De vergadering wordt van 16.59 uur tot 17.05 uur geschorst.
De voorzitter:
De Minister heeft aangegeven klaar te zijn voor de beantwoording van de vragen. Ik geef haar graag het woord.
Minister Schouten:
Voorzitter. Het is mij niet vaak gebeurd dat ik zo'n eensgezinde Kamer tegenover me had. Het is een onderwerp waarbij iedereen wel een accentverschil legt, maar waarover iedereen over het algemeen positief is. Dat is altijd heel fijn om te horen. Ik denk dat het ook samenhangt met het belang van het onderwerp en de waarde die iedereen daaraan hecht. En dank ook voor uw flexibiliteit om dit AO even uit te stellen. Daardoor konden we het bespreken in samenhang met de passages uit het regeerakkoord en de brieven die ik over de positie van de boer in de keten heb geschreven. Het feit dat u een parlementair voorbehoud heeft gemaakt, onderstreept het politieke belang dat de Kamer aan het onderwerp hecht. Daarmee wordt ook onderstreept dat de Kamer daar zelf nauw bij betrokken wil blijven.

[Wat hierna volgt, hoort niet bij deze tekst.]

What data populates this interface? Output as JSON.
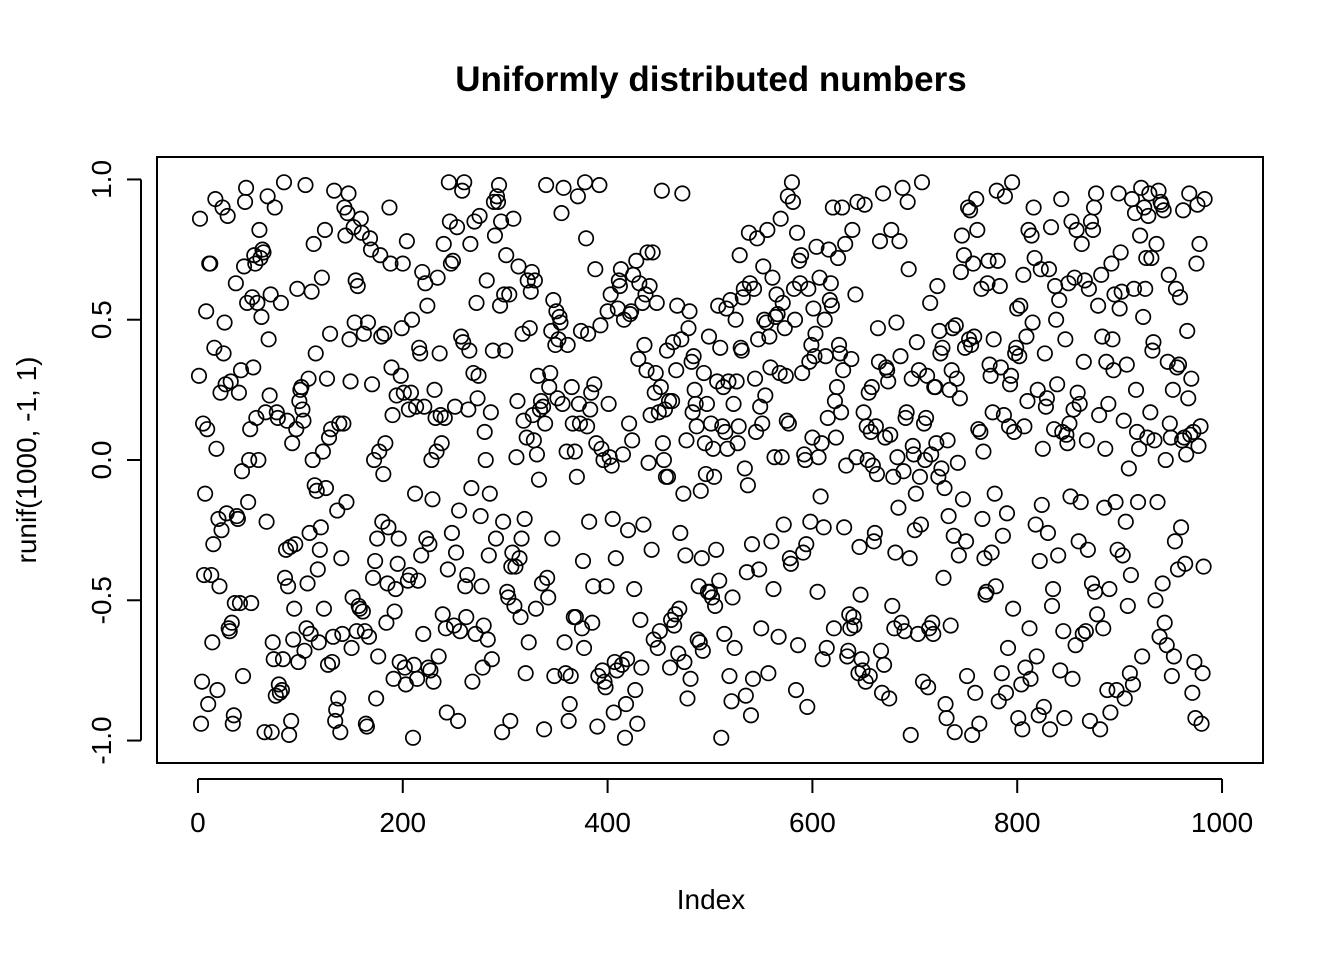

De laatste tijd is mij uit veel gesprekken duidelijk geworden dat veel boeren hun positie in de keten als zwak ervaren. De schakels verderop in de keten zijn groot of sterk geconcentreerd waardoor de onderhandelingsmacht helemaal onderaan in de keten niet altijd even sterk is. Heel vaak trekt de boer daarbij aan het kortste eind. Maar tegelijkertijd verwachten wij als maatschappij ook wel heel veel van die boer. De samenleving stelt steeds hogere eisen aan de Nederlandse voedselproductie en de sector staat voor belangrijke opgaves, bijvoorbeeld op het terrein van klimaat en duurzaamheid. Wanneer we dat willen realiseren, moet er natuurlijk ook wel iets tegenover staan.
Laat ik zeggen dat dit niet alleen een verantwoordelijkheid is van de politiek of van de boer, maar dat het ook een verantwoordelijkheid is van bijvoorbeeld de consument. Mevrouw Ouwehand is daar consequent in. Zij heeft haar conclusies getrokken uit iets waar ze het niet over eens was. Dat vind ik een duidelijk signaal. Maar het benadrukt ook dat dit niet iets is wat alleen maar hier speelt, in deze zaal, of wat alleen maar voor die boer speelt. Dit gaat over iedereen die in die keten zit, inclusief de consument.
Ik heb met Staatssecretaris Keijzer een aantal maatregelen aangekondigd om de positie van de boer in de keten te versterken. Met die maatregelen wordt uitwerking gegeven aan de passage in het regeerakkoord. De oneerlijke handelspraktijken worden aangepakt, de mogelijkheden voor partijen om samen te werken, worden verduidelijkt en het gebruik ervan wordt gestimuleerd. Samenwerking voor duurzaamheid zonder gehinderd te worden door mededingingswetgeving wordt mogelijk gemaakt en de prijzen die boeren ontvangen, zullen worden gemonitord.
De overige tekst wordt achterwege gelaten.